Blue Jays manager John Schneider, left, takes the ball from pitcher Jose Berrios during a pitching change in Game 2 of the AL wild-card series

Berrios had struck out more hitters (five) than he had allowed to reach base (four) at the time of his removal in the fourth inning.

To start the fourth, with the game tied, Schneider had Kikuchi throwing in the bullpen. Berrios smartly pitched carefully to a red-hot Royce Lewis. He wound up walking Lewis on a slider in what was a well-pitched at-bat. Berrios had lost nothing.
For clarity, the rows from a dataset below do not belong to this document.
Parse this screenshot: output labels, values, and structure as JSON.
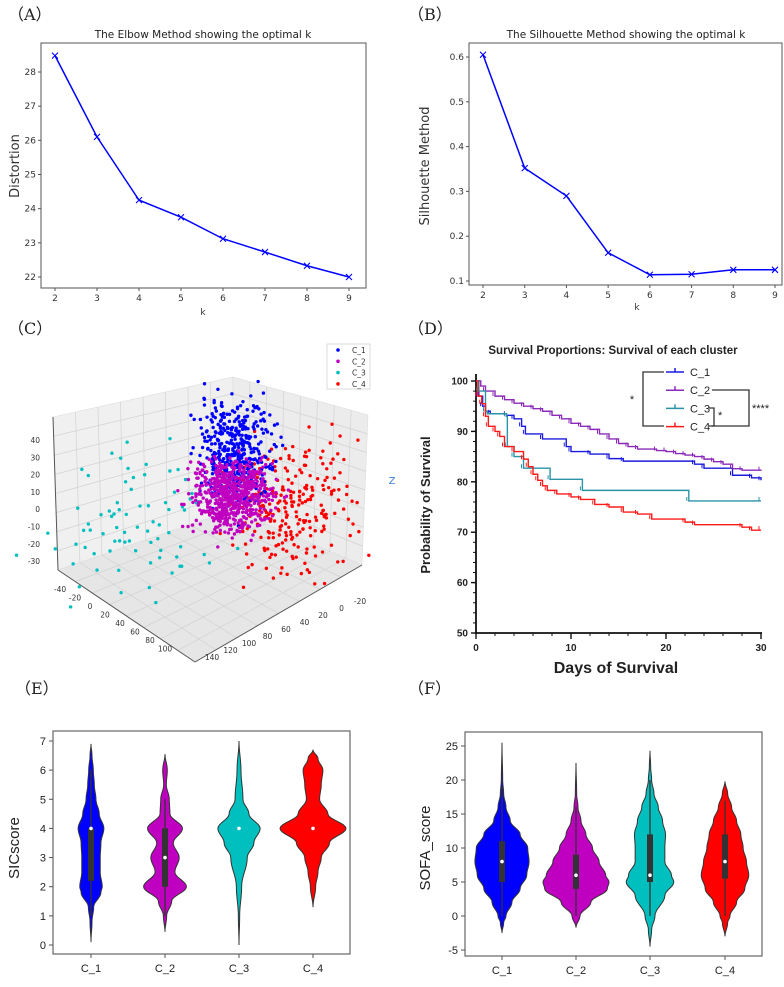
{
  "panels": {
    "A": "（A）",
    "B": "（B）",
    "C": "（C）",
    "D": "（D）",
    "E": "（E）",
    "F": "（F）"
  },
  "chart_data": [
    {
      "id": "A",
      "type": "line",
      "title": "The Elbow Method showing the optimal k",
      "xlabel": "k",
      "ylabel": "Distortion",
      "x": [
        2,
        3,
        4,
        5,
        6,
        7,
        8,
        9
      ],
      "y": [
        28.48,
        26.1,
        24.25,
        23.75,
        23.12,
        22.73,
        22.33,
        22.0
      ],
      "xticks": [
        2,
        3,
        4,
        5,
        6,
        7,
        8,
        9
      ],
      "yticks": [
        22,
        23,
        24,
        25,
        26,
        27,
        28
      ],
      "ylim": [
        21.7,
        28.9
      ],
      "color": "#0000ff",
      "marker": "x",
      "grid": false
    },
    {
      "id": "B",
      "type": "line",
      "title": "The Silhouette Method showing the optimal k",
      "xlabel": "k",
      "ylabel": "Silhouette Method",
      "x": [
        2,
        3,
        4,
        5,
        6,
        7,
        8,
        9
      ],
      "y": [
        0.605,
        0.352,
        0.29,
        0.163,
        0.114,
        0.115,
        0.125,
        0.125
      ],
      "xticks": [
        2,
        3,
        4,
        5,
        6,
        7,
        8,
        9
      ],
      "yticks": [
        0.1,
        0.2,
        0.3,
        0.4,
        0.5,
        0.6
      ],
      "ylim": [
        0.09,
        0.63
      ],
      "color": "#0000ff",
      "marker": "x",
      "grid": false
    },
    {
      "id": "C",
      "type": "scatter3d",
      "legend": [
        {
          "name": "C_1",
          "color": "#0000ff"
        },
        {
          "name": "C_2",
          "color": "#c000c0"
        },
        {
          "name": "C_3",
          "color": "#00bfbf"
        },
        {
          "name": "C_4",
          "color": "#ff0000"
        }
      ],
      "legend_position": "top-right",
      "zlabel": "Z",
      "zticks": [
        "40",
        "30",
        "20",
        "10",
        "0",
        "-10",
        "-20",
        "-30"
      ],
      "xticks": [
        "-40",
        "-20",
        "0",
        "20",
        "40",
        "60",
        "80",
        "100"
      ],
      "yticks": [
        "-20",
        "0",
        "20",
        "40",
        "60",
        "80",
        "100",
        "120",
        "140"
      ]
    },
    {
      "id": "D",
      "type": "line",
      "subtype": "kaplan-meier",
      "title": "Survival Proportions: Survival of each cluster",
      "xlabel": "Days of Survival",
      "ylabel": "Probability of Survival",
      "xlim": [
        0,
        30
      ],
      "ylim": [
        50,
        100
      ],
      "xticks": [
        0,
        10,
        20,
        30
      ],
      "yticks": [
        50,
        60,
        70,
        80,
        90,
        100
      ],
      "series": [
        {
          "name": "C_1",
          "color": "#1a1adf",
          "points": [
            [
              0,
              100
            ],
            [
              0.3,
              97
            ],
            [
              0.7,
              95
            ],
            [
              1,
              94
            ],
            [
              1.5,
              93.5
            ],
            [
              3.2,
              93.2
            ],
            [
              4,
              92.5
            ],
            [
              4.8,
              91
            ],
            [
              5.2,
              89.5
            ],
            [
              7,
              88.5
            ],
            [
              9.5,
              87
            ],
            [
              10,
              86
            ],
            [
              12,
              85.5
            ],
            [
              14,
              84.6
            ],
            [
              15.5,
              84.1
            ],
            [
              23,
              83.5
            ],
            [
              24,
              82.7
            ],
            [
              27,
              81.3
            ],
            [
              29,
              80.8
            ],
            [
              30,
              80.3
            ]
          ]
        },
        {
          "name": "C_2",
          "color": "#8a2ab8",
          "points": [
            [
              0,
              100
            ],
            [
              0.5,
              99
            ],
            [
              1,
              98
            ],
            [
              2,
              97
            ],
            [
              3,
              96.3
            ],
            [
              4,
              95.6
            ],
            [
              5,
              95
            ],
            [
              6,
              94.5
            ],
            [
              7,
              94
            ],
            [
              8,
              93.2
            ],
            [
              9,
              92.5
            ],
            [
              10,
              91.6
            ],
            [
              11,
              91
            ],
            [
              12,
              90.4
            ],
            [
              13,
              89.5
            ],
            [
              14,
              88.5
            ],
            [
              15,
              87.6
            ],
            [
              16,
              87
            ],
            [
              17,
              86.5
            ],
            [
              19,
              86.2
            ],
            [
              20,
              86
            ],
            [
              21,
              85.6
            ],
            [
              22,
              85.3
            ],
            [
              23,
              85
            ],
            [
              24,
              84.5
            ],
            [
              25,
              84
            ],
            [
              26,
              83.5
            ],
            [
              27,
              82.6
            ],
            [
              28,
              82.3
            ],
            [
              30,
              82.2
            ]
          ]
        },
        {
          "name": "C_3",
          "color": "#2a93a8",
          "points": [
            [
              0,
              100
            ],
            [
              0.3,
              98
            ],
            [
              1,
              94
            ],
            [
              1.2,
              93.5
            ],
            [
              3.2,
              93
            ],
            [
              3.3,
              87
            ],
            [
              4,
              85
            ],
            [
              5,
              82.7
            ],
            [
              7.8,
              80.5
            ],
            [
              11.2,
              78.3
            ],
            [
              22.4,
              76.2
            ],
            [
              30,
              76.2
            ]
          ]
        },
        {
          "name": "C_4",
          "color": "#ff1a1a",
          "points": [
            [
              0,
              100
            ],
            [
              0.2,
              97
            ],
            [
              0.6,
              95.5
            ],
            [
              1,
              93
            ],
            [
              1.3,
              91
            ],
            [
              2,
              90
            ],
            [
              2.5,
              89
            ],
            [
              3,
              87
            ],
            [
              4,
              86
            ],
            [
              5,
              84.5
            ],
            [
              5.5,
              83
            ],
            [
              6,
              81.5
            ],
            [
              6.5,
              80.3
            ],
            [
              7,
              79.2
            ],
            [
              7.5,
              78.3
            ],
            [
              8.5,
              77.6
            ],
            [
              10,
              77
            ],
            [
              11,
              76.5
            ],
            [
              12.5,
              75.5
            ],
            [
              14,
              75
            ],
            [
              15.5,
              74
            ],
            [
              17,
              73.6
            ],
            [
              18.5,
              72.6
            ],
            [
              22,
              72
            ],
            [
              23,
              71.5
            ],
            [
              28,
              71
            ],
            [
              29,
              70.4
            ],
            [
              30,
              70.4
            ]
          ]
        }
      ],
      "legend_position": "top-right",
      "significance": [
        {
          "pair": [
            "C_1",
            "C_4"
          ],
          "label": "*"
        },
        {
          "pair": [
            "C_2",
            "C_4"
          ],
          "label": "****"
        },
        {
          "pair": [
            "C_3",
            "C_4"
          ],
          "label": "*"
        }
      ]
    },
    {
      "id": "E",
      "type": "violin",
      "ylabel": "SICscore",
      "categories": [
        "C_1",
        "C_2",
        "C_3",
        "C_4"
      ],
      "ylim": [
        -0.3,
        7.3
      ],
      "yticks": [
        0,
        1,
        2,
        3,
        4,
        5,
        6,
        7
      ],
      "series": [
        {
          "name": "C_1",
          "color": "#0000ff",
          "density": [
            [
              0.1,
              0
            ],
            [
              0.8,
              0.03
            ],
            [
              1.3,
              0.08
            ],
            [
              1.8,
              0.3
            ],
            [
              2,
              0.34
            ],
            [
              2.5,
              0.28
            ],
            [
              3,
              0.28
            ],
            [
              3.5,
              0.3
            ],
            [
              4,
              0.39
            ],
            [
              4.5,
              0.25
            ],
            [
              5,
              0.15
            ],
            [
              5.5,
              0.1
            ],
            [
              6,
              0.07
            ],
            [
              6.5,
              0.03
            ],
            [
              6.9,
              0
            ]
          ],
          "box": {
            "whisker_low": 1,
            "q1": 2.2,
            "median": 4,
            "q3": 4,
            "whisker_high": 6
          }
        },
        {
          "name": "C_2",
          "color": "#c000c0",
          "density": [
            [
              0.45,
              0
            ],
            [
              1,
              0.05
            ],
            [
              1.5,
              0.2
            ],
            [
              2,
              0.65
            ],
            [
              2.5,
              0.3
            ],
            [
              3,
              0.43
            ],
            [
              3.5,
              0.25
            ],
            [
              4,
              0.53
            ],
            [
              4.5,
              0.15
            ],
            [
              5,
              0.13
            ],
            [
              5.5,
              0.04
            ],
            [
              6,
              0.07
            ],
            [
              6.55,
              0
            ]
          ],
          "box": {
            "whisker_low": 1,
            "q1": 2,
            "median": 3,
            "q3": 4,
            "whisker_high": 5
          }
        },
        {
          "name": "C_3",
          "color": "#00bfbf",
          "density": [
            [
              0,
              0
            ],
            [
              1,
              0.02
            ],
            [
              2,
              0.08
            ],
            [
              3,
              0.25
            ],
            [
              3.5,
              0.45
            ],
            [
              4,
              0.64
            ],
            [
              4.5,
              0.3
            ],
            [
              5,
              0.12
            ],
            [
              6,
              0.06
            ],
            [
              7,
              0
            ]
          ],
          "box": {
            "whisker_low": 4,
            "q1": 4,
            "median": 4,
            "q3": 4,
            "whisker_high": 4
          }
        },
        {
          "name": "C_4",
          "color": "#ff0000",
          "density": [
            [
              1.3,
              0
            ],
            [
              2,
              0.08
            ],
            [
              2.5,
              0.15
            ],
            [
              3,
              0.25
            ],
            [
              3.5,
              0.5
            ],
            [
              4,
              1.0
            ],
            [
              4.5,
              0.45
            ],
            [
              5,
              0.2
            ],
            [
              5.5,
              0.25
            ],
            [
              6,
              0.3
            ],
            [
              6.4,
              0.15
            ],
            [
              6.7,
              0
            ]
          ],
          "box": {
            "whisker_low": 4,
            "q1": 4,
            "median": 4,
            "q3": 4,
            "whisker_high": 4
          }
        }
      ]
    },
    {
      "id": "F",
      "type": "violin",
      "ylabel": "SOFA_score",
      "categories": [
        "C_1",
        "C_2",
        "C_3",
        "C_4"
      ],
      "ylim": [
        -6,
        27
      ],
      "yticks": [
        -5,
        0,
        5,
        10,
        15,
        20,
        25
      ],
      "series": [
        {
          "name": "C_1",
          "color": "#0000ff",
          "density": [
            [
              -2.5,
              0
            ],
            [
              -1,
              0.05
            ],
            [
              0,
              0.12
            ],
            [
              2,
              0.3
            ],
            [
              4,
              0.55
            ],
            [
              6,
              0.75
            ],
            [
              8,
              0.82
            ],
            [
              10,
              0.78
            ],
            [
              12,
              0.55
            ],
            [
              14,
              0.25
            ],
            [
              16,
              0.12
            ],
            [
              18,
              0.05
            ],
            [
              20,
              0.02
            ],
            [
              25.5,
              0
            ]
          ],
          "box": {
            "whisker_low": 0,
            "q1": 5,
            "median": 8,
            "q3": 11,
            "whisker_high": 19
          }
        },
        {
          "name": "C_2",
          "color": "#c000c0",
          "density": [
            [
              -1.7,
              0
            ],
            [
              0,
              0.12
            ],
            [
              2,
              0.45
            ],
            [
              4,
              0.95
            ],
            [
              5,
              1.0
            ],
            [
              6,
              0.9
            ],
            [
              8,
              0.7
            ],
            [
              10,
              0.5
            ],
            [
              12,
              0.3
            ],
            [
              14,
              0.15
            ],
            [
              16,
              0.06
            ],
            [
              18,
              0.02
            ],
            [
              22.5,
              0
            ]
          ],
          "box": {
            "whisker_low": 0,
            "q1": 4,
            "median": 6,
            "q3": 9,
            "whisker_high": 16
          }
        },
        {
          "name": "C_3",
          "color": "#00bfbf",
          "density": [
            [
              -4.5,
              0
            ],
            [
              -2,
              0.05
            ],
            [
              0,
              0.15
            ],
            [
              3,
              0.45
            ],
            [
              5,
              0.72
            ],
            [
              6,
              0.65
            ],
            [
              8,
              0.45
            ],
            [
              10,
              0.45
            ],
            [
              12,
              0.47
            ],
            [
              14,
              0.38
            ],
            [
              16,
              0.25
            ],
            [
              18,
              0.12
            ],
            [
              20,
              0.05
            ],
            [
              22,
              0.02
            ],
            [
              24.3,
              0
            ]
          ],
          "box": {
            "whisker_low": 0,
            "q1": 5,
            "median": 6,
            "q3": 12,
            "whisker_high": 20
          }
        },
        {
          "name": "C_4",
          "color": "#ff0000",
          "density": [
            [
              -3,
              0
            ],
            [
              -1,
              0.08
            ],
            [
              0,
              0.15
            ],
            [
              2,
              0.35
            ],
            [
              4,
              0.6
            ],
            [
              6,
              0.72
            ],
            [
              8,
              0.65
            ],
            [
              10,
              0.55
            ],
            [
              12,
              0.48
            ],
            [
              14,
              0.35
            ],
            [
              16,
              0.2
            ],
            [
              18,
              0.08
            ],
            [
              19.8,
              0
            ]
          ],
          "box": {
            "whisker_low": 0,
            "q1": 5.5,
            "median": 8,
            "q3": 12,
            "whisker_high": 17
          }
        }
      ]
    }
  ]
}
But Schneider bounded from the dugout with as stupefying a hook we’ve seen since Rays manager Kevin Cash did the Dodgers a favor by removing Blake Snell in the 2020 World Series clincheranother scripted move as the lineup turned over a third time. The batter who “forced” Schneider’s move to a lefty? Max Kepler.

Kepler wound up getting on base with an infield single, but the point is that Kikuchi would then face four straight righthanded hitters. Schneider had to know Baldelli would use his bench and that he would wind up having a lefty facing Carlos Correa with his season on the line. How did that turn out? Two-run single. Ballgame. End of season.

Did I mention that Kikuchi had not come out of the bullpen all year? Did I mention that Berrios was dominating? The Twins had swung 25 times at his pitches. They missed eight times. They did not hit a ball 95 mph. The velocity on all four of his pitches was up from 1.0 to 2.4 mph. He was pitching with a purpose that you could see in his body language. None of that mattered to Schneider.

Rule No. 1 for a manager is do nothing that makes the other team happy. It is not “follow the script.” Schneider made the Twins happy, especially as the game wound up being decided by Correa against a lefty (.782 OPS) rather than a righty (.690).

There simply has never been a hook in postseason history quite like the one Schneider made, at least as far back as detailed pitching records are available. It was only the fourth time in a postseason game that a manager removed his starter with as few as 47 pitches and as many as five strikeouts.

The other three quick hooks are dissimilar. One occurred in the 2020 NLCS because the starter was A.J. Minter, who was a Braves relief pitcher being used as an opener. The others happened because the starter was ineffective: Sean Manaea in the 2019 AL wild-card (four runs) and Rudy May in the 1981 ALCS (three runs). Berrios had not allowed a run when he was pulled.

This one stands alone. The Jays will have all winter to think about this move and these two games. They also must re-examine why this team, despite its bevy of talent, keeps coming up short in the division and in the postseason.